Stuff that I don't want getting hot, such as nimh and lithium batteries, and camera equipment, has a space inside. Drysuits also eventually make it inside. Everything else stays in the garage. Most of the gear was used when I got it, and is still working fine, despite my ingearmane treatment, and like I said, the bits that are wearing out aren't because the plasticizers leaked (which I'm sure they do. Drysuit seals wear out much faster in the heat, and old car plastic just looks terrible), but rather because of the diving I do....or silly stuff like dropping it.
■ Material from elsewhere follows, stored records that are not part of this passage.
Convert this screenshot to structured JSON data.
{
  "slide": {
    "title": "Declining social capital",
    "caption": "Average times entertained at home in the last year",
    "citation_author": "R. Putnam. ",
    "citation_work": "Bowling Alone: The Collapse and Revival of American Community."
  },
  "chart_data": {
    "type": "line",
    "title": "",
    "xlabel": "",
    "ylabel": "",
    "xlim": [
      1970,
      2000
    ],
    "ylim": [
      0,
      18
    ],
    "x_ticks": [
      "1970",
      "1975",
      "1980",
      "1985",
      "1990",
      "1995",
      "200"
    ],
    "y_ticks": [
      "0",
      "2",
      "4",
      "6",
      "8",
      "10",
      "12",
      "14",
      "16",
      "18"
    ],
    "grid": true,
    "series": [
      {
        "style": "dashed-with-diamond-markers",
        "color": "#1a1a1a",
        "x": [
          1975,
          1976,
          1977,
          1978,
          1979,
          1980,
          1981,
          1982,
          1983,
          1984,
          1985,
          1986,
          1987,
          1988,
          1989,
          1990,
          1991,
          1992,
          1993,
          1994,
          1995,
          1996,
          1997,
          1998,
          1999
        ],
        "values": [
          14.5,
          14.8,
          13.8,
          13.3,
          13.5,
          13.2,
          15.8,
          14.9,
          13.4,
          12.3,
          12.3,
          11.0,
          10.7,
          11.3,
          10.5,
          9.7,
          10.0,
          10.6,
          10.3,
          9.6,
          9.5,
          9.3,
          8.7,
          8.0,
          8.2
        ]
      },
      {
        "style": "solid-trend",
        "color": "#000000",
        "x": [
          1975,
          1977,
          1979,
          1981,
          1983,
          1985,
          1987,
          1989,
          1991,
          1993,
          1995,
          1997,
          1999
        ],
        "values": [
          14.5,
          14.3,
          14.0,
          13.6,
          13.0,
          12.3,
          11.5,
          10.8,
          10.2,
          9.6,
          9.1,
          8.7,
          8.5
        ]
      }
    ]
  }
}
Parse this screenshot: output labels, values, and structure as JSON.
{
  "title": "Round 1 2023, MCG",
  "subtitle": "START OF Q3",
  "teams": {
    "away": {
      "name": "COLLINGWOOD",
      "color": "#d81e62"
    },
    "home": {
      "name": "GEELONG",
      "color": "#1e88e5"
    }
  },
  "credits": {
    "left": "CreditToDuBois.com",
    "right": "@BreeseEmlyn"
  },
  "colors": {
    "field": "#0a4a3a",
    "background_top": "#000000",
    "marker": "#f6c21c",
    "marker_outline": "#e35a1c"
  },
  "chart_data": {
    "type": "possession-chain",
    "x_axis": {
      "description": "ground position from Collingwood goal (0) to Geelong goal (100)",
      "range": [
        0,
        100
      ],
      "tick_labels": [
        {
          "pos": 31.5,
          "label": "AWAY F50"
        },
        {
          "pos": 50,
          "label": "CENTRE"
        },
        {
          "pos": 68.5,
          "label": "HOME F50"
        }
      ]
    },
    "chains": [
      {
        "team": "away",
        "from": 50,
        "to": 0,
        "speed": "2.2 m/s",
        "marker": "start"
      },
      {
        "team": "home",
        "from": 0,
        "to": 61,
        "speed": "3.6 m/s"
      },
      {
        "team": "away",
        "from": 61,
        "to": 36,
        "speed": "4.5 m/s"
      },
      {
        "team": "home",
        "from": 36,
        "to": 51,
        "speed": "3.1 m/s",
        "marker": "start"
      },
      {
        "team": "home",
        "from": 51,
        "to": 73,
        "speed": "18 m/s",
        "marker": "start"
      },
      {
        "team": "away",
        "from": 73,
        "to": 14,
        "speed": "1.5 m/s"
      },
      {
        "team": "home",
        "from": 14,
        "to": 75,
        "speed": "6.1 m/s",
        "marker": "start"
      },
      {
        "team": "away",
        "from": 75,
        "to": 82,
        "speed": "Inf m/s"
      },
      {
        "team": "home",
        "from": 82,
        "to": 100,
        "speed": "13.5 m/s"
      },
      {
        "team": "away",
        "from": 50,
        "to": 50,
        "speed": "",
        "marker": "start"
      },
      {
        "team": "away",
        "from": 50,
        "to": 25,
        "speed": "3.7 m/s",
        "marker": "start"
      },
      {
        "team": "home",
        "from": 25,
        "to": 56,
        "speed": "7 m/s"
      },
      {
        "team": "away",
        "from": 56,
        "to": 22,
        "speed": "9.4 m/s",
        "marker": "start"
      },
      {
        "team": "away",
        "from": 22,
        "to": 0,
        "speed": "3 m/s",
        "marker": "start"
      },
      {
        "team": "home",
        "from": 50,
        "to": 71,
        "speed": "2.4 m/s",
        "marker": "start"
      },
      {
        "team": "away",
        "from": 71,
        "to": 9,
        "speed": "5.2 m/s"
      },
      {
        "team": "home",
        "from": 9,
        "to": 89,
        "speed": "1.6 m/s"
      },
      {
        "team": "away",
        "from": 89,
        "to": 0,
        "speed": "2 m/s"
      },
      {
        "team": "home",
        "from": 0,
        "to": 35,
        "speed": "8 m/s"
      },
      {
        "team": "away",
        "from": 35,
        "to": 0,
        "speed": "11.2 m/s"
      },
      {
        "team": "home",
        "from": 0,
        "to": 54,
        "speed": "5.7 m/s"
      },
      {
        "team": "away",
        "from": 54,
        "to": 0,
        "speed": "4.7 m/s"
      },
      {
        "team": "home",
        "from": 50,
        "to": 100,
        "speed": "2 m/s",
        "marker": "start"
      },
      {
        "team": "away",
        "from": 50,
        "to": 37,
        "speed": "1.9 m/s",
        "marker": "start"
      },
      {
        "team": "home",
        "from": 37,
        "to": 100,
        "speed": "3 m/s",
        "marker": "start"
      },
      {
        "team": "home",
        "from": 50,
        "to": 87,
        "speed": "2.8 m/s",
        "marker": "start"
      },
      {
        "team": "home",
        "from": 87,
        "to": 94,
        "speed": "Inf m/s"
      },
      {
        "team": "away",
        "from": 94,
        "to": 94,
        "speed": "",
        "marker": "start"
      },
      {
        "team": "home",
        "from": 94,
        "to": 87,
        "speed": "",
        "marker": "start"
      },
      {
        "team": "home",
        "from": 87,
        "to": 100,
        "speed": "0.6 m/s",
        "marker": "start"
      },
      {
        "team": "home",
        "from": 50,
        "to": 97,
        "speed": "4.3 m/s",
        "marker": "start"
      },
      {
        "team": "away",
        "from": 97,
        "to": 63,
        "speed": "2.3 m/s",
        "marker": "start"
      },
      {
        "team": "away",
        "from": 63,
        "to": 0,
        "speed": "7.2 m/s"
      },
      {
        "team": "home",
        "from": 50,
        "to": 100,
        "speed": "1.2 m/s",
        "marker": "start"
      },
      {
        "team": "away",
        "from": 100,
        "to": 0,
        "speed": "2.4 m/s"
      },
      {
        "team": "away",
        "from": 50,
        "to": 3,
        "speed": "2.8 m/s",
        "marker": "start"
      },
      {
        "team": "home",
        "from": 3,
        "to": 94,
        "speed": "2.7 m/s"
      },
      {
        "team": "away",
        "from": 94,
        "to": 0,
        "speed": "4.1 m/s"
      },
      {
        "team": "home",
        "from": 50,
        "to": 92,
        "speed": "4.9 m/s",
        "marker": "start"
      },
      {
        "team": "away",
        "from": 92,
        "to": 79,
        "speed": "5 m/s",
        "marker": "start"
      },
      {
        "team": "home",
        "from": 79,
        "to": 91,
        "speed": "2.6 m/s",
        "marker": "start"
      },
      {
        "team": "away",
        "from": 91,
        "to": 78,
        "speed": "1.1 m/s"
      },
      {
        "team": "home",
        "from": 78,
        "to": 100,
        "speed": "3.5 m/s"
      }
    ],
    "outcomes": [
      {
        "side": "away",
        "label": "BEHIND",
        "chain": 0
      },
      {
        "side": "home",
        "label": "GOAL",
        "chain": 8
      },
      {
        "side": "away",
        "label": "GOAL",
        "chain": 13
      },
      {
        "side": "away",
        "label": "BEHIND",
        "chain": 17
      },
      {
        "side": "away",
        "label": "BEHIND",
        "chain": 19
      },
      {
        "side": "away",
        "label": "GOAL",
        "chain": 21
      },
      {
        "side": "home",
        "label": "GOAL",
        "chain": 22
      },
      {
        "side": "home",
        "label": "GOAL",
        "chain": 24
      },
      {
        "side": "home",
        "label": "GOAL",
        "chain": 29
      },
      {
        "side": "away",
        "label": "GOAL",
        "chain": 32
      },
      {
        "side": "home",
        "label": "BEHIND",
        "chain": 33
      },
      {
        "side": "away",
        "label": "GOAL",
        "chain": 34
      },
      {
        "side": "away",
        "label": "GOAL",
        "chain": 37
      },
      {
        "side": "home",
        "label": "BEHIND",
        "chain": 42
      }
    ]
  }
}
I had a really nice mask get scratched because I ran into a rock while doing a lost line drill during cave training, and another mask destroyed when a vulture grabbed it while I wasn't looking. The current mask does just fine floating around the gear box.
 
Attic fans are great and can extend the life of a homes roof, let alone cool a house or garage down substantially. Solar powered makes it free to run. Buying it from Costco/Sam's Club insures it has a great warranty.
.

I agree 100%. cooling down the attic will greatly cool down the roof and help keep the house cooler.

I've got 2 thermostat controlled attic vents on now. (120volt). The idea of putting solar ones in does appeal to me. They keep the attic from being at 120-140f during the summer heat down to 95-100f. MUCH cooler that you can actually stand to be in there.

I'm going to look at the solar ones. Thanks for the links.



-Where you live, house wise. Not only do I not have a good spot to store four sets of doubles, and six single bottles, the four rubbermaid totes and four milk crates and the hundred pound scooter inside the house, but there is no way I'm carrying all that stuff up multiple flights of stairs several times a month. That would mean touching up the paint on the walls several times a month, and a greater likelihood of ME wearing out earlier :D
.

good point. I used to run into that problem in an apartment when I used to whitewater kayak every weekend.

Ideally a storage unit would have been great to store my kayak(s) and gear in (but of course those cost money, which as you know is tight for college students and right after college). So for lacking a better place to store it, my kayaks sat in the middle of my apartment living room floor, almost as a "coffee table".

oh well... it worked.
 
Drysuits also eventually make it inside.

Thanks for your post it validated what I'm doing :D. With one exception - I've been storing my drysuits in the garage. I'm primarily a weekend diver so they do dry out but it didn't occur to me to bring them in after they dried off. is that what others do too?